Under that deployment, which was renewed Friday for another month, nearly 7,000 soldiers and 16 aircraft are fighting both the flames and "deforestation and illegal mining," Brazil's defense ministry said.
- 'I'm going to get hit' -
Marcio Astrini, a Greenpeace official in Brazil, said the deployment is making little difference.
"We did a lot of fly-overs. We did not see anything happening on the ground, apart from the deforestation that is progressing. It's tragic," he told AFP.
Experts sent by the United States, logistical equipment from Japan, and four aircraft from Chile are all fighting the blazes, while firefighters sent from Israel have departed, the defense ministry said.

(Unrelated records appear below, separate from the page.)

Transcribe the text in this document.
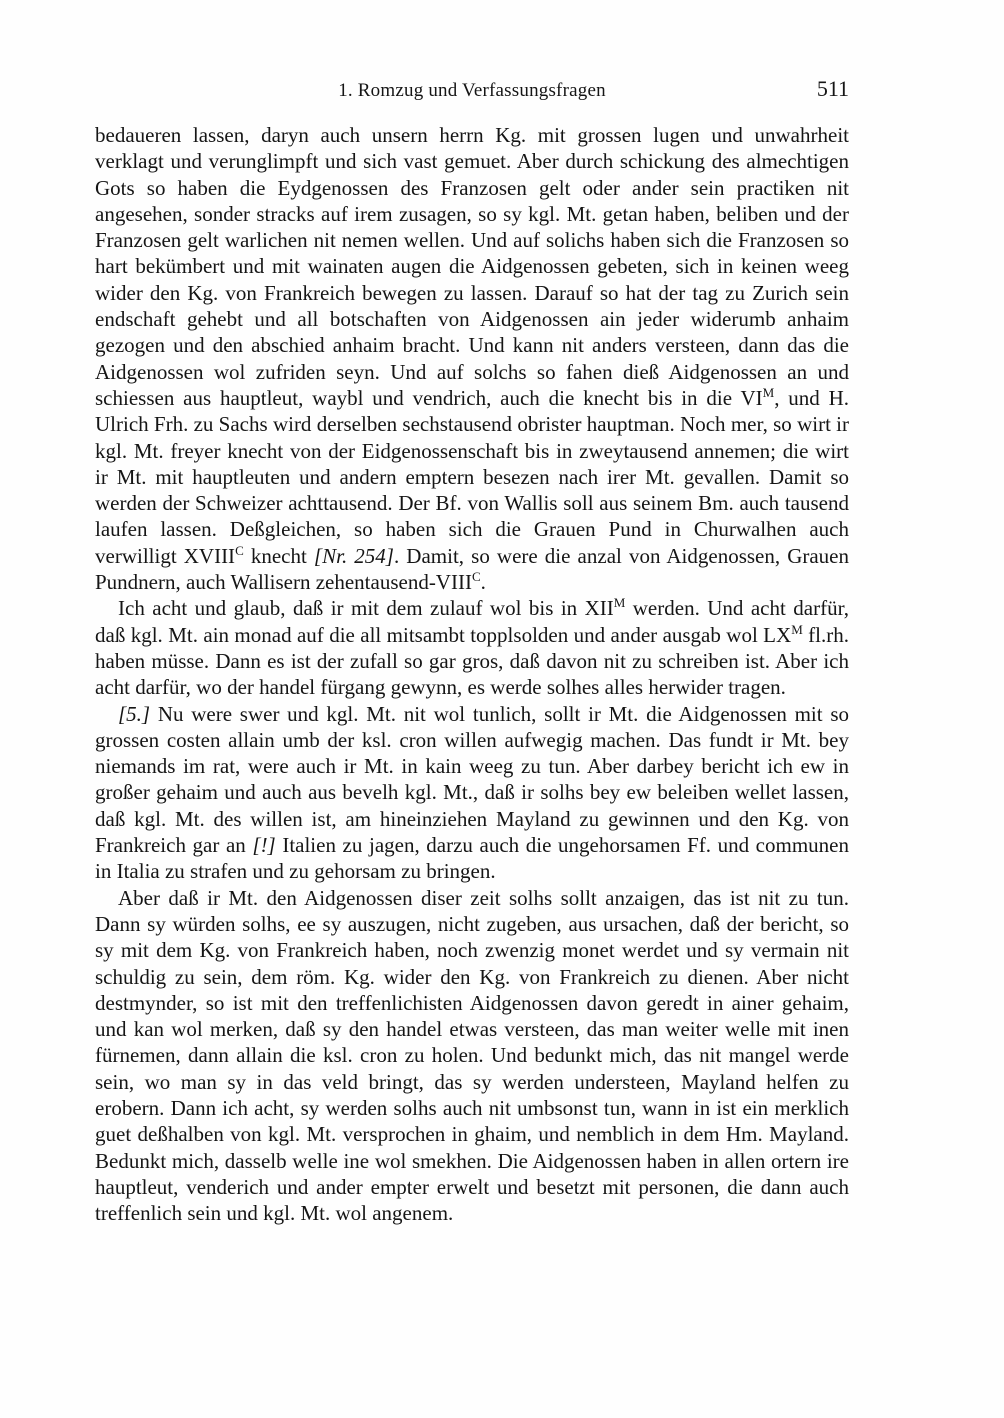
1. Romzug und Verfassungsfragen	511

bedaueren lassen, daryn auch unsern herrn Kg. mit grossen lugen und unwahrheit verklagt und verunglimpft und sich vast gemuet. Aber durch schickung des almechtigen Gots so haben die Eydgenossen des Franzosen gelt oder ander sein practiken nit angesehen, sonder stracks auf irem zusagen, so sy kgl. Mt. getan haben, beliben und der Franzosen gelt warlichen nit nemen wellen. Und auf solichs haben sich die Franzosen so hart bekümbert und mit wainaten augen die Aidgenossen gebeten, sich in keinen weeg wider den Kg. von Frankreich bewegen zu lassen. Darauf so hat der tag zu Zurich sein endschaft gehebt und all botschaften von Aidgenossen ain jeder widerumb anhaim gezogen und den abschied anhaim bracht. Und kann nit anders versteen, dann das die Aidgenossen wol zufriden seyn. Und auf solchs so fahen dieß Aidgenossen an und schiessen aus hauptleut, waybl und vendrich, auch die knecht bis in die $VI^M$, und H. Ulrich Frh. zu Sachs wird derselben sechstausend obrister hauptman. Noch mer, so wirt ir kgl. Mt. freyer knecht von der Eidgenossenschaft bis in zweytausend annemen; die wirt ir Mt. mit hauptleuten und andern emptern besezen nach irer Mt. gevallen. Damit so werden der Schweizer achttausend. Der Bf. von Wallis soll aus seinem Bm. auch tausend laufen lassen. Deßgleichen, so haben sich die Grauen Pund in Churwalhen auch verwilligt $XVIII^C$ knecht [Nr. 254]. Damit, so were die anzal von Aidgenossen, Grauen Pundnern, auch Wallisern zehentausend-$VIII^C$.

Ich acht und glaub, daß ir mit dem zulauf wol bis in $XII^M$ werden. Und acht darfür, daß kgl. Mt. ain monad auf die all mitsambt topplsolden und ander ausgab wol $LX^M$ fl.rh. haben müsse. Dann es ist der zufall so gar gros, daß davon nit zu schreiben ist. Aber ich acht darfür, wo der handel fürgang gewynn, es werde solhes alles herwider tragen.

[5.] Nu were swer und kgl. Mt. nit wol tunlich, sollt ir Mt. die Aidgenossen mit so grossen costen allain umb der ksl. cron willen aufwegig machen. Das fundt ir Mt. bey niemands im rat, were auch ir Mt. in kain weeg zu tun. Aber darbey bericht ich ew in großer gehaim und auch aus bevelh kgl. Mt., daß ir solhs bey ew beleiben wellet lassen, daß kgl. Mt. des willen ist, am hineinziehen Mayland zu gewinnen und den Kg. von Frankreich gar an [!] Italien zu jagen, darzu auch die ungehorsamen Ff. und communen in Italia zu strafen und zu gehorsam zu bringen.

Aber daß ir Mt. den Aidgenossen diser zeit solhs sollt anzaigen, das ist nit zu tun. Dann sy würden solhs, ee sy auszugen, nicht zugeben, aus ursachen, daß der bericht, so sy mit dem Kg. von Frankreich haben, noch zwenzig monet werdet und sy vermain nit schuldig zu sein, dem röm. Kg. wider den Kg. von Frankreich zu dienen. Aber nicht destmynder, so ist mit den treffenlichisten Aidgenossen davon geredt in ainer gehaim, und kan wol merken, daß sy den handel etwas versteen, das man weiter welle mit inen fürnemen, dann allain die ksl. cron zu holen. Und bedunkt mich, das nit mangel werde sein, wo man sy in das veld bringt, das sy werden understeen, Mayland helfen zu erobern. Dann ich acht, sy werden solhs auch nit umbsonst tun, wann in ist ein merklich guet deßhalben von kgl. Mt. versprochen in ghaim, und nemblich in dem Hm. Mayland. Bedunkt mich, dasselb welle ine wol smekhen. Die Aidgenossen haben in allen ortern ire hauptleut, venderich und ander empter erwelt und besetzt mit personen, die dann auch treffenlich sein und kgl. Mt. wol angenem.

Bolsonaro however has blanched at other international offers to help put out the fires, rejecting $20 million from the G7 and accusing members France and Germany of "buying" Brazil's sovereignty.
On Monday, Macron will launch a "call for mobilization" on the Amazon together with his counterparts Sebastian Pinera of Chile and Ivan Duque of Colombia during a meeting on the sidelines of the UN General Assembly in New York.
Brazil won't attend the meeting, but Environment Minister Ricardo Salles, also a climate change skeptic, will appear at the UN's climate summit on Monday, before traveling to Europe.
On Tuesday, Bolsonaro will make the opening speech at the UN General Assembly, in which he is expected to focus on the Amazon.
"I am preparing a rather objective speech, unlike my predecessor," he wrote on Facebook, adding, "I'm going to get hit, you can be sure. The media always finds something to complain about."
- No end in sight -
Environmental groups have little faith that Bolsonaro will change tack.
The government "wants to show that it is doing the best for the forest. In fact, it is doing its utmost for deforestation," said Greenpeace's Astrini.
"Brazil is running a campaign to show that it is taking care of the Amazon. It's a lie," he said.
And there's little to suggest that the fires are abating.
Between September 18 and 19, the number of forest fires in Rondonia state jumped to 242 from 12 just the day before, an increase of 1,915 percent, according to the INPE.
Fears are also rising over the number of blazes in the Cerrado savanna, which account for a third of all the fires in Brazil.
And on Friday the World Wide Fund for Nature warned of an "emergency situation in the biome" of the Pantanal wetland.
Fires have risen 351 percent since January in the Pantanal region, some 90 percent of which were set illegally.